1/2 pound of Mexican dried shrimp
2-3 oz dried Guajillo chiles
1 Tbsp Mexican oregano
1 ripe tomato, diced
1 Tbsp Mexican oregano
1 ripe tomato, diced
3 garlic cloves
2 bay leaves
1/2 small onion, roughly chopped
1 tsp cumin
1/2 tsp cayenne…optional
3 carrots, sliced
1-2 diced potatoes
2 celery stalks sliced
A handful of green beans
1/2 head small cauliflower
1 more tomato, diced
1/2 onion, sauteed
1 jalapeno, sliced or diced…optional
2 Tbsp oil
Limes and cilantro for garnish

Instructions:

FOR THE SHRIMP
Cover the shrimp with cold water and let them sit for 10-15 minutes. Drain the shrimp, rinse them and place them in a medium pot. Cover the shrimp with 5 cups of water and bring to a simmer over med. high heat, then turn down to a slow simmer for 10 minutes. Strain the broth reserving both the broth and the shrimp. Allow to cool.

Once the shrimp have cooled remove the heads, tails and legs.

FOR THE RED SAUCE
Remove the stems and seeds from the chiles and place them on a hot “comal”. I do not own a “comal” so a hot skillet works just fine. Toast lightly until they change color a bit…just about 10-15 seconds per side. Place the chiles, tomatoes, garlic, onion, oregano, cumin, cayenne in a saucepan and cover with water. Bring to almost boil and turn down to a slow simmer for 15 minutes. Get your stick blender out and puree until smooth, or use your regular blender or processor.

Over medium heat add 2 Tbsp oil (olive is good) to a large soup pot. Strain the chili puree over the oil.

NOTE…use a regular strainer and push all the goodness through. You should have just the tough bits left in the strainer.

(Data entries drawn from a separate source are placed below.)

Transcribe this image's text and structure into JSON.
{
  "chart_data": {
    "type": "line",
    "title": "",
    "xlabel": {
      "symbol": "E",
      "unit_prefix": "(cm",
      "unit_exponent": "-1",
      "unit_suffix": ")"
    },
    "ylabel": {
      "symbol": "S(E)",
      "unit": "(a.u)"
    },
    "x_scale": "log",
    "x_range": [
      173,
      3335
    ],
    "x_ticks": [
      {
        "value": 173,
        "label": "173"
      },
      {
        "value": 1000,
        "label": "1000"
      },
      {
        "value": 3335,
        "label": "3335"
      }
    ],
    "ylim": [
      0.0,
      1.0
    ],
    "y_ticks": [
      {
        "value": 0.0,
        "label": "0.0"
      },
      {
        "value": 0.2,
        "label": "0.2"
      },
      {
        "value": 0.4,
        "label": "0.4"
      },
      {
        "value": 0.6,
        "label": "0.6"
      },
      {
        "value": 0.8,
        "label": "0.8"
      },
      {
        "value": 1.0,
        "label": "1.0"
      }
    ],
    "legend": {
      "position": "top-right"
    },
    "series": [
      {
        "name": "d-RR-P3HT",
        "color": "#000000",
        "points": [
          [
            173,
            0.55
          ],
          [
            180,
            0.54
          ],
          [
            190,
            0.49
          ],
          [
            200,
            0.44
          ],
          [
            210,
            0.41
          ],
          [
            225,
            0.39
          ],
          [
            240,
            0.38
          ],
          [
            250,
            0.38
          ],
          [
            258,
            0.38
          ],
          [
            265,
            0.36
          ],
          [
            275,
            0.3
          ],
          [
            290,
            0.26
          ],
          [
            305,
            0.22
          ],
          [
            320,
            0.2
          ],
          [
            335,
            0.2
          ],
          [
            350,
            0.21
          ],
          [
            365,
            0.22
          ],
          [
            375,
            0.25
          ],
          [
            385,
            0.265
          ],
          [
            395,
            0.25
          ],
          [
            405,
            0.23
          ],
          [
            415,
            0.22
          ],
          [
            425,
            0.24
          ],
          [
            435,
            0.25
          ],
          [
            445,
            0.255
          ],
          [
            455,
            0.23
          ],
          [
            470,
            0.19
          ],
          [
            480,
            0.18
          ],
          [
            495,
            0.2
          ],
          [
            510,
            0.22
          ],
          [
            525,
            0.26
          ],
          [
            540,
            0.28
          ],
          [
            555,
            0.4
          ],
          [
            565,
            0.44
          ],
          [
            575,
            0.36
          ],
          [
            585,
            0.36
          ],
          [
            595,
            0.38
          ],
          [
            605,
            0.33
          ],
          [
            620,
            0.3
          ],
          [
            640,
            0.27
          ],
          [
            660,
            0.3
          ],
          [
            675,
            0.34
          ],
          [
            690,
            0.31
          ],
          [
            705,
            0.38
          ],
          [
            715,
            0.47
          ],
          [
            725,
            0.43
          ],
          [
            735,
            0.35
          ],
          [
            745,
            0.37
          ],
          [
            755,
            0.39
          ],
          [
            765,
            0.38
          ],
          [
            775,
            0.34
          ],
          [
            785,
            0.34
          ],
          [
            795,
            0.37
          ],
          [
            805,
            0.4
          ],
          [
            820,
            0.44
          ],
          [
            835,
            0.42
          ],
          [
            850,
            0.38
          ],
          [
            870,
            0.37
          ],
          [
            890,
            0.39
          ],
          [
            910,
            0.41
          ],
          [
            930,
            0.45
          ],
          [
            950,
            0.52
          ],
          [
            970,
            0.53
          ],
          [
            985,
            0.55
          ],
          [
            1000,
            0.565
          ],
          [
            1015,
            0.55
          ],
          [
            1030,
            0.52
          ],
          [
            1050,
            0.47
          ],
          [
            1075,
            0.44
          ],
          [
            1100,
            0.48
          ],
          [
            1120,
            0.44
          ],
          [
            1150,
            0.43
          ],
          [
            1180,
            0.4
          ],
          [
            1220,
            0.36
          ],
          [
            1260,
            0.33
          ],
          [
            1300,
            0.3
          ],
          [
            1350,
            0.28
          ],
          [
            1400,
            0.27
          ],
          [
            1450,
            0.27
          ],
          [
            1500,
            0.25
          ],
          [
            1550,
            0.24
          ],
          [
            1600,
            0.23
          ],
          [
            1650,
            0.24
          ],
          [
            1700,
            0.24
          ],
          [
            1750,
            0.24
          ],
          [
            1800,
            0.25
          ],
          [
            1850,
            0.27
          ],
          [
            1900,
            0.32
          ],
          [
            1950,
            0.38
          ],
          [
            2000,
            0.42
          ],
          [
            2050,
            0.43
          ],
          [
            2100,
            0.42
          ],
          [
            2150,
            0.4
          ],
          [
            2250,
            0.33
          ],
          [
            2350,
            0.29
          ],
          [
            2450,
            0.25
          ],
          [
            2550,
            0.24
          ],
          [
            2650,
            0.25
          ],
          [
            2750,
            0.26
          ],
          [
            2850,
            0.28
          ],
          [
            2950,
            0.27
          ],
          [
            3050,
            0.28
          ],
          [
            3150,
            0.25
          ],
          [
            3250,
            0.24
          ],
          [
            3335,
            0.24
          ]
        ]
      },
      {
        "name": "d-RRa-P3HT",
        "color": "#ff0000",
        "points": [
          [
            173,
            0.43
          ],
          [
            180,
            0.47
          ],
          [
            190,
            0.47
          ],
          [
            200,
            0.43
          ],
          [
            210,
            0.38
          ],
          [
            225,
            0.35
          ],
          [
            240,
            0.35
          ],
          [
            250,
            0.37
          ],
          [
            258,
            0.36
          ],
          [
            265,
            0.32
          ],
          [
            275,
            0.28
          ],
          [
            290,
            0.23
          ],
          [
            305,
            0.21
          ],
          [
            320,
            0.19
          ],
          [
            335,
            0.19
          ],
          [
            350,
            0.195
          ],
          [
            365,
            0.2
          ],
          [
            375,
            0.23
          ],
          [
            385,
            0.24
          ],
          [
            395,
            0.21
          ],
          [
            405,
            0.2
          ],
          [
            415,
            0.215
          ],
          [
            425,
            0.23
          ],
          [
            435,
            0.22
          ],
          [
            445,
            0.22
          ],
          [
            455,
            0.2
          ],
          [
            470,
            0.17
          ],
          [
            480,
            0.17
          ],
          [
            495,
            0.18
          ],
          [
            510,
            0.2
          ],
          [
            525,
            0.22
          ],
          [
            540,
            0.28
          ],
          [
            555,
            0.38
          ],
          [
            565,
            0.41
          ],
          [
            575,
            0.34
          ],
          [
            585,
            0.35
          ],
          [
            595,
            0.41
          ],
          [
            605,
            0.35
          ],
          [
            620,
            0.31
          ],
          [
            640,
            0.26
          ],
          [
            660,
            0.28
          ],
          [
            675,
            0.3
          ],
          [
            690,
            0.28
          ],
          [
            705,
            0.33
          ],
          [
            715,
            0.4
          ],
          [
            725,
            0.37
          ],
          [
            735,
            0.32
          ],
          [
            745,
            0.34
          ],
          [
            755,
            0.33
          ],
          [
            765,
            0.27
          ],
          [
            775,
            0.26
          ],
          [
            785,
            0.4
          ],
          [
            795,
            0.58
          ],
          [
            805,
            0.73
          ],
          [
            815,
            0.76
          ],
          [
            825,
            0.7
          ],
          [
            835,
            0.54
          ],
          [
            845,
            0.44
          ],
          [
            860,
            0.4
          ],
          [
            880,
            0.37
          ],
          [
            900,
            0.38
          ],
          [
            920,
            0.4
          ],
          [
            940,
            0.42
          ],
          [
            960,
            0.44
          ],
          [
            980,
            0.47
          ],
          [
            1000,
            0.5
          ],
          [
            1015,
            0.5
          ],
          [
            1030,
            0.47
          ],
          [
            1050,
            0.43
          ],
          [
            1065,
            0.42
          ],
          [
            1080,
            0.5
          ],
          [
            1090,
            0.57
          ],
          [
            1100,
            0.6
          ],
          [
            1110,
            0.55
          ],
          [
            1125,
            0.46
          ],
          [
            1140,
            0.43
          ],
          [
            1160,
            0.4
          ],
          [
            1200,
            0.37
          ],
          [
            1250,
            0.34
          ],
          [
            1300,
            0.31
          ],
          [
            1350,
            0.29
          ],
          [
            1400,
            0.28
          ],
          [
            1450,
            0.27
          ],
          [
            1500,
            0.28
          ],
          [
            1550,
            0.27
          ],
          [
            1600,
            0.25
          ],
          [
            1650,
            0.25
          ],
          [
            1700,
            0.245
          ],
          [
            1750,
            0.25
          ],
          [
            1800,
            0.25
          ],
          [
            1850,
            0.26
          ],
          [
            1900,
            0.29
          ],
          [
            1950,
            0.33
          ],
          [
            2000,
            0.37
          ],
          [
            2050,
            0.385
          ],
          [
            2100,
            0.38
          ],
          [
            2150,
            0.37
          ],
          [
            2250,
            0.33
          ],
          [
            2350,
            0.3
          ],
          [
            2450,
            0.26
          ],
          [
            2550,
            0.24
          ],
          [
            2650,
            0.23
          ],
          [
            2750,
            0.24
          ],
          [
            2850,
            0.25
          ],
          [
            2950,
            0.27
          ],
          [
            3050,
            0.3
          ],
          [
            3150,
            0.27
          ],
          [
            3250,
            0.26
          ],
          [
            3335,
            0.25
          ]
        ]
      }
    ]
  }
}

Add your cumin and cayenne if using. Simmer the sauce for 10 minutes over medium heat allowing the sauce to season and thicken.

FOR THE FINISHED SOUP
Add the shrimp, broth, carrots, green beans, jalapeno, 1/2 sauteed onion to the chili puree and let simmer for 10-15 minutes until carrots are tender. Also add in the cauliflower towards the end because you don’t want it to fall apart.

Serve the soup with wedges of lime, chopped cilantro and some fresh diced jalapeno.